Turkey says economic recovery plan is inspiration for doctoral theses
Turkish Treasury and Finance Minister Berat Albayrak lauded his government’s economic programme, saying policies enacted following last year’s currency crisis will be an example to the world’s future intellectuals.
Informed observers of Turkey can marvel at the economy’s resilience in the face of financial shock, Albayrak said in an op-ed for Bloomberg on Monday.
“Our near-perfect soft landing and the playbook we followed to make it happen may be the subject of doctoral dissertations for years to come,” Albayrak said.
Turkey’s economy is recovering tentatively from economic turmoil that peaked in August last year, when investors sold the lira in droves due to a political crisis with the United States and fears of economic overheating.
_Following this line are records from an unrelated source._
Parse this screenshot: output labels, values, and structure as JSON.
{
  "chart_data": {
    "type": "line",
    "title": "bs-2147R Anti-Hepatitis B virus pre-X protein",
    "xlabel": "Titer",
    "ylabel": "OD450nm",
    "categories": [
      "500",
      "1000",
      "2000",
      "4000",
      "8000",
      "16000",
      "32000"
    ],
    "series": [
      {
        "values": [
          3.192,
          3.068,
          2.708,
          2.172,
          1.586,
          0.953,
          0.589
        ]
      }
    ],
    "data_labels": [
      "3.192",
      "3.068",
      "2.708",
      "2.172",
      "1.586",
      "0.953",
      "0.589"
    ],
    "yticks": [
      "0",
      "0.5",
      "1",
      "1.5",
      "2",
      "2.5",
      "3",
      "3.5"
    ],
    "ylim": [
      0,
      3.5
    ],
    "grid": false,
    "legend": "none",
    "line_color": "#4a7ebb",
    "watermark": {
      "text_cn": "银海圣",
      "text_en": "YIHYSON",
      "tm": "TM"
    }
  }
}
The government is now targeting economic growth of 5 percent next year after an estimated 0.5 percent expansion in 2019.
The economic recovery is being accompanied by a “remarkable” adjustment in the country’s current account deficit, Albayrak said. Credit for the narrowing of the deficit from 6.5 percent of GDP in the middle of last year to near balance this summer must be given to Turkish exporters, he said.
“It’s thanks to both our exporters’ tremendous entrepreneurial drive and a strong tourism season, supported by the modern transportation, energy and communications infrastructure we’ve built over the years,” Albayrak said.
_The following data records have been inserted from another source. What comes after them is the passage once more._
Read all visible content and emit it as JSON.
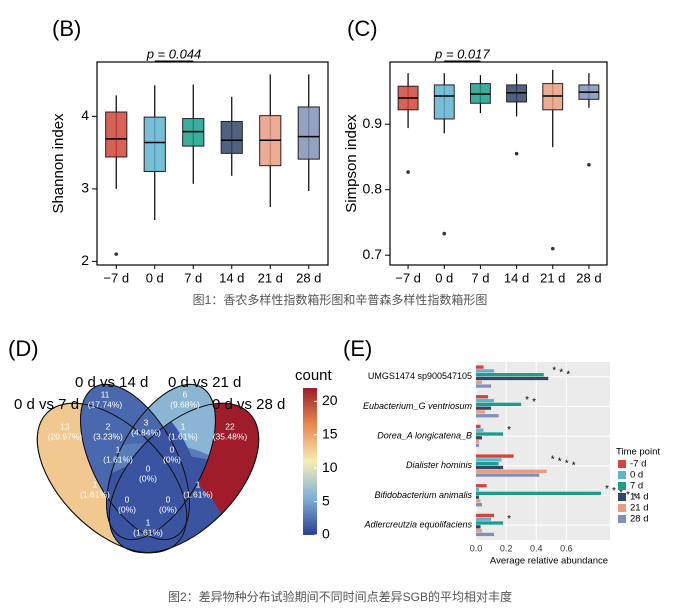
{
  "panel_labels": [
    "(B)",
    "(C)",
    "(D)",
    "(E)"
  ],
  "captions": [
    "图1：香农多样性指数箱形图和辛普森多样性指数箱形图",
    "图2：差异物种分布试验期间不同时间点差异SGB的平均相对丰度"
  ],
  "chart_data": [
    {
      "type": "box",
      "y_label": "Shannon index",
      "categories": [
        "−7 d",
        "0 d",
        "7 d",
        "14 d",
        "21 d",
        "28 d"
      ],
      "values": [
        [
          3.0,
          3.44,
          3.69,
          4.06,
          4.29
        ],
        [
          2.57,
          3.24,
          3.64,
          3.99,
          4.43
        ],
        [
          3.07,
          3.59,
          3.79,
          3.97,
          4.44
        ],
        [
          3.18,
          3.49,
          3.67,
          3.93,
          4.27
        ],
        [
          2.75,
          3.32,
          3.67,
          4.01,
          4.58
        ],
        [
          2.97,
          3.41,
          3.72,
          4.13,
          4.58
        ]
      ],
      "outliers": [
        [
          2.1
        ],
        [],
        [],
        [],
        [],
        []
      ],
      "colors": [
        "#d1453b",
        "#5fb3d0",
        "#1a9e8a",
        "#33476b",
        "#e89c82",
        "#8090b8"
      ],
      "ylim": [
        1.95,
        4.75
      ],
      "yticks": [
        2,
        3,
        4
      ],
      "annotation": "p = 0.044"
    },
    {
      "type": "box",
      "y_label": "Simpson index",
      "categories": [
        "−7 d",
        "0 d",
        "7 d",
        "14 d",
        "21 d",
        "28 d"
      ],
      "values": [
        [
          0.894,
          0.922,
          0.94,
          0.958,
          0.978
        ],
        [
          0.886,
          0.908,
          0.943,
          0.96,
          0.978
        ],
        [
          0.917,
          0.932,
          0.946,
          0.962,
          0.975
        ],
        [
          0.912,
          0.934,
          0.948,
          0.96,
          0.977
        ],
        [
          0.865,
          0.922,
          0.943,
          0.962,
          0.983
        ],
        [
          0.925,
          0.938,
          0.949,
          0.96,
          0.978
        ]
      ],
      "outliers": [
        [
          0.827
        ],
        [
          0.733
        ],
        [],
        [
          0.855
        ],
        [
          0.71
        ],
        [
          0.838
        ]
      ],
      "colors": [
        "#d1453b",
        "#5fb3d0",
        "#1a9e8a",
        "#33476b",
        "#e89c82",
        "#8090b8"
      ],
      "ylim": [
        0.685,
        0.995
      ],
      "yticks": [
        0.7,
        0.8,
        0.9
      ],
      "annotation": "p = 0.017"
    },
    {
      "type": "venn",
      "sets": [
        "0 d vs 7 d",
        "0 d vs 14 d",
        "0 d vs 21 d",
        "0 d vs 28 d"
      ],
      "regions": [
        {
          "value": 13,
          "label": "(20.97%)"
        },
        {
          "value": 11,
          "label": "(17.74%)"
        },
        {
          "value": 6,
          "label": "(9.68%)"
        },
        {
          "value": 22,
          "label": "(35.48%)"
        },
        {
          "value": 2,
          "label": "(3.23%)"
        },
        {
          "value": 3,
          "label": "(4.84%)"
        },
        {
          "value": 1,
          "label": "(1.61%)"
        },
        {
          "value": 1,
          "label": "(1.61%)"
        },
        {
          "value": 0,
          "label": "(0%)"
        },
        {
          "value": 1,
          "label": "(1.61%)"
        },
        {
          "value": 0,
          "label": "(0%)"
        },
        {
          "value": 1,
          "label": "(1.61%)"
        },
        {
          "value": 0,
          "label": "(0%)"
        },
        {
          "value": 0,
          "label": "(0%)"
        },
        {
          "value": 1,
          "label": "(1.61%)"
        }
      ],
      "colorbar_title": "count",
      "clim": [
        0,
        22
      ],
      "cticks": [
        0,
        5,
        10,
        15,
        20
      ],
      "colorscale": [
        "#2b3f97",
        "#7fb0d6",
        "#f6ecb4",
        "#e8894f",
        "#a01c2a"
      ]
    },
    {
      "type": "hbar",
      "categories": [
        "UMGS1474 sp900547105",
        "Eubacterium_G ventriosum",
        "Dorea_A longicatena_B",
        "Dialister hominis",
        "Bifidobacterium animalis",
        "Adlercreutzia equolifaciens"
      ],
      "series": [
        {
          "name": "-7 d",
          "color": "#d1453b",
          "values": [
            0.05,
            0.08,
            0.03,
            0.25,
            0.07,
            0.12
          ]
        },
        {
          "name": "0 d",
          "color": "#5fb3d0",
          "values": [
            0.12,
            0.12,
            0.05,
            0.17,
            0.02,
            0.1
          ]
        },
        {
          "name": "7 d",
          "color": "#1a9e8a",
          "values": [
            0.45,
            0.3,
            0.18,
            0.15,
            0.83,
            0.18
          ]
        },
        {
          "name": "14 d",
          "color": "#33476b",
          "values": [
            0.48,
            0.1,
            0.04,
            0.18,
            0.02,
            0.03
          ]
        },
        {
          "name": "21 d",
          "color": "#e89c82",
          "values": [
            0.04,
            0.06,
            0.02,
            0.47,
            0.03,
            0.04
          ]
        },
        {
          "name": "28 d",
          "color": "#8090b8",
          "values": [
            0.1,
            0.15,
            0.02,
            0.42,
            0.04,
            0.12
          ]
        }
      ],
      "significance": [
        [
          "*",
          "*",
          "*"
        ],
        [
          "*",
          "*"
        ],
        [
          "*"
        ],
        [
          "*",
          "*",
          "*",
          "*"
        ],
        [
          "*",
          "*",
          "*",
          "*",
          "*"
        ],
        [
          "*"
        ]
      ],
      "xlim": [
        0,
        0.89
      ],
      "xticks": [
        {
          "value": 0,
          "label": "0.0"
        },
        {
          "value": 0.2,
          "label": "0.2"
        },
        {
          "value": 0.4,
          "label": "0.4"
        },
        {
          "value": 0.6,
          "label": "0.6"
        }
      ],
      "x_label": "Average relative abundance",
      "legend_title": "Time point"
    }
  ]
}
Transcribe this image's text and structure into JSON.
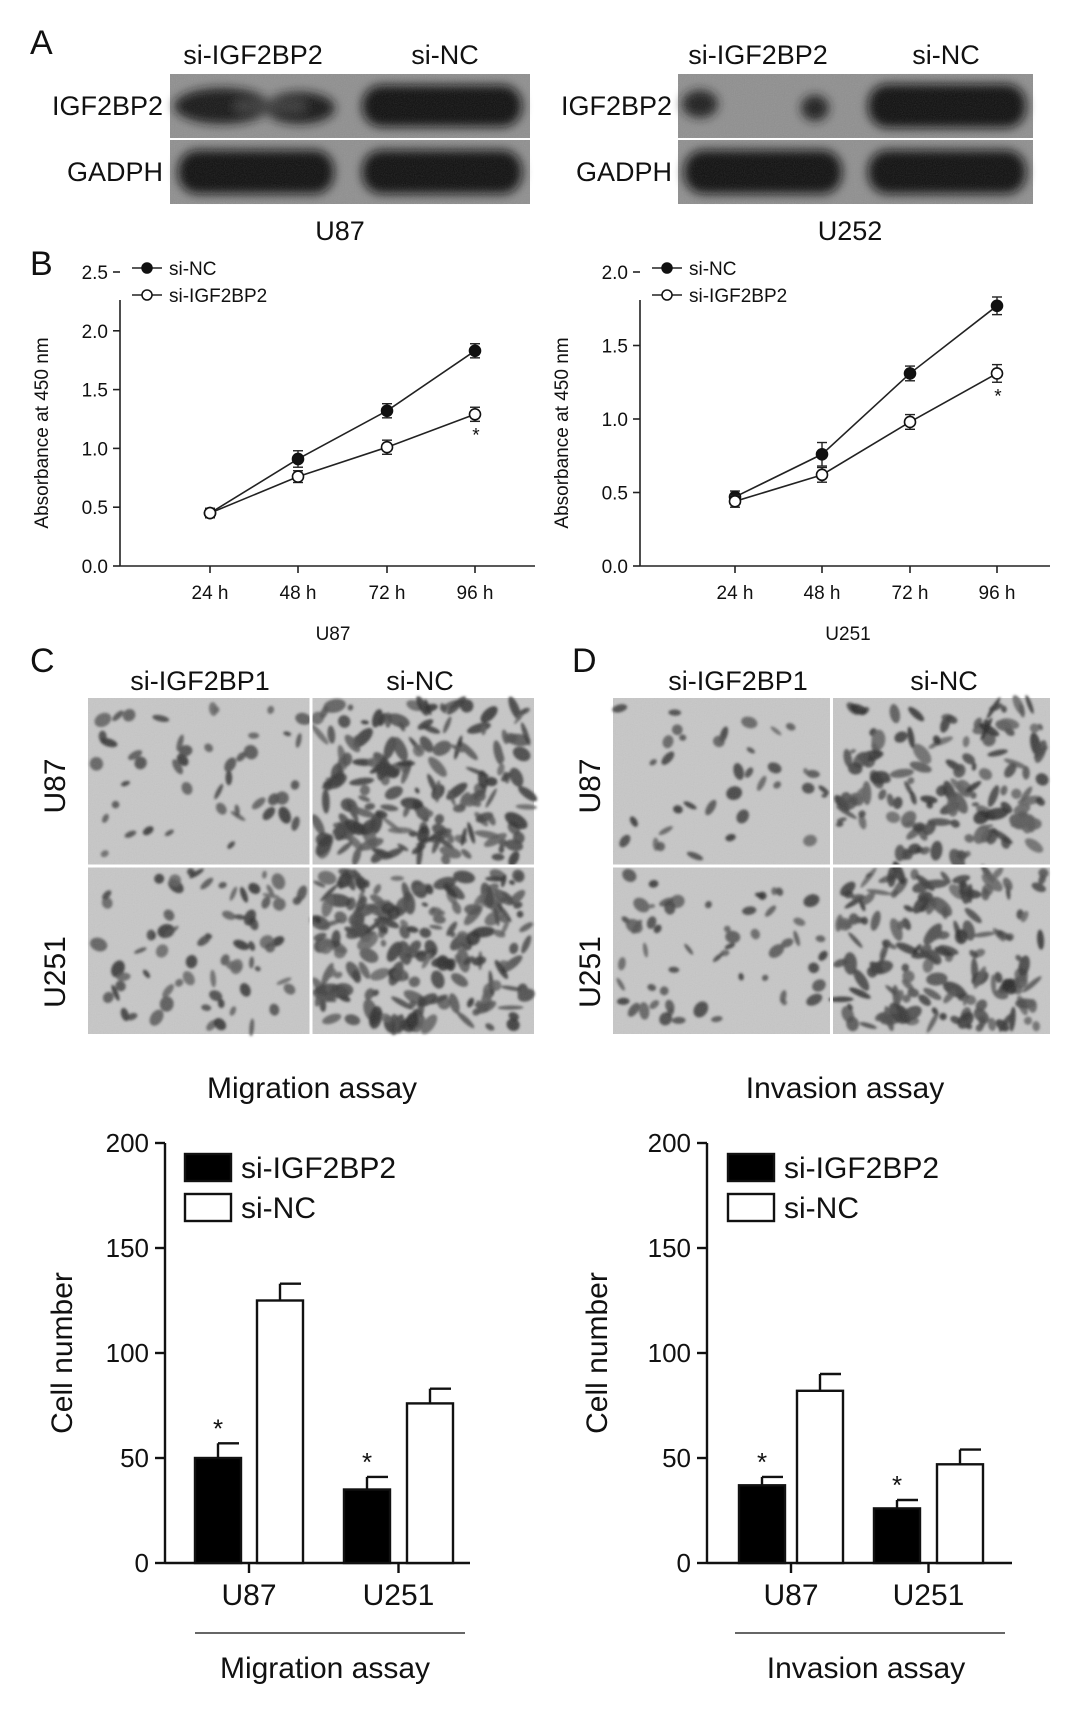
{
  "panel_labels": {
    "a": "A",
    "b": "B",
    "c": "C",
    "d": "D"
  },
  "panel_a": {
    "blots": [
      {
        "cell_line": "U87",
        "lanes": [
          "si-IGF2BP2",
          "si-NC"
        ],
        "rows": [
          "IGF2BP2",
          "GADPH"
        ]
      },
      {
        "cell_line": "U252",
        "lanes": [
          "si-IGF2BP2",
          "si-NC"
        ],
        "rows": [
          "IGF2BP2",
          "GADPH"
        ]
      }
    ]
  },
  "panel_cd": {
    "panels": [
      {
        "lanes": [
          "si-IGF2BP1",
          "si-NC"
        ],
        "rows": [
          "U87",
          "U251"
        ],
        "caption": "Invasion assay"
      }
    ]
  },
  "chart_data": [
    {
      "type": "line",
      "cell_line": "U87",
      "ylabel": "Absorbance at 450 nm",
      "x": [
        "24 h",
        "48 h",
        "72 h",
        "96 h"
      ],
      "ylim": [
        0,
        2.5
      ],
      "yticks": [
        "0.0",
        "0.5",
        "1.0",
        "1.5",
        "2.0",
        "2.5"
      ],
      "series": [
        {
          "name": "si-NC",
          "marker": "filled",
          "values": [
            0.45,
            0.91,
            1.32,
            1.83
          ],
          "errors": [
            0.04,
            0.07,
            0.06,
            0.06
          ]
        },
        {
          "name": "si-IGF2BP2",
          "marker": "open",
          "values": [
            0.45,
            0.76,
            1.01,
            1.29
          ],
          "errors": [
            0.04,
            0.05,
            0.06,
            0.06
          ]
        }
      ],
      "annotation": "*"
    },
    {
      "type": "line",
      "cell_line": "U251",
      "ylabel": "Absorbance at 450 nm",
      "x": [
        "24 h",
        "48 h",
        "72 h",
        "96 h"
      ],
      "ylim": [
        0,
        2.0
      ],
      "yticks": [
        "0.0",
        "0.5",
        "1.0",
        "1.5",
        "2.0"
      ],
      "series": [
        {
          "name": "si-NC",
          "marker": "filled",
          "values": [
            0.47,
            0.76,
            1.31,
            1.77
          ],
          "errors": [
            0.04,
            0.08,
            0.05,
            0.06
          ]
        },
        {
          "name": "si-IGF2BP2",
          "marker": "open",
          "values": [
            0.44,
            0.62,
            0.98,
            1.31
          ],
          "errors": [
            0.04,
            0.05,
            0.05,
            0.06
          ]
        }
      ],
      "annotation": "*"
    },
    {
      "type": "bar",
      "ylabel": "Cell number",
      "categories": [
        "U87",
        "U251"
      ],
      "group_label": "Migration assay",
      "ylim": [
        0,
        200
      ],
      "yticks": [
        "0",
        "50",
        "100",
        "150",
        "200"
      ],
      "series": [
        {
          "name": "si-IGF2BP2",
          "fill": "#000000",
          "values": [
            50,
            35
          ],
          "errors": [
            7,
            6
          ],
          "annotation": "*"
        },
        {
          "name": "si-NC",
          "fill": "#ffffff",
          "values": [
            125,
            76
          ],
          "errors": [
            8,
            7
          ]
        }
      ]
    },
    {
      "type": "bar",
      "ylabel": "Cell number",
      "categories": [
        "U87",
        "U251"
      ],
      "group_label": "Invasion assay",
      "ylim": [
        0,
        200
      ],
      "yticks": [
        "0",
        "50",
        "100",
        "150",
        "200"
      ],
      "series": [
        {
          "name": "si-IGF2BP2",
          "fill": "#000000",
          "values": [
            37,
            26
          ],
          "errors": [
            4,
            4
          ],
          "annotation": "*"
        },
        {
          "name": "si-NC",
          "fill": "#ffffff",
          "values": [
            82,
            47
          ],
          "errors": [
            8,
            7
          ]
        }
      ]
    }
  ]
}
Economic growth will be led next year by delayed household consumption and real investment, the minister said. The uptick should not compromise price stability or put unhealthy pressure on the current account, he said.
Albayrak said single-digit inflation is now within Turkey’s grasp after consumer price increases slowed from 25.2 percent last October to 15 percent in August. The decline can be attributed to factors including co-ordinated fiscal and monetary actions by the central bank and the government, containing food price inflation and voluntary price-cutting by the private sector, he said.
“Even now, rest assured, we understand that there is no room for complacency: Our fight will continue until inflation drops permanently to low single digits,” he said.
Albayrak said the government has given the banking industry a clean bill of health following a thorough review of their asset quality, which revealed $8 billion of loans that needed to be re-classified as non-performing.
“With the incentives in the new law on out-of-court financial restructurings, this will address concerns about the transparency of bank balance sheets,” Albayrak said.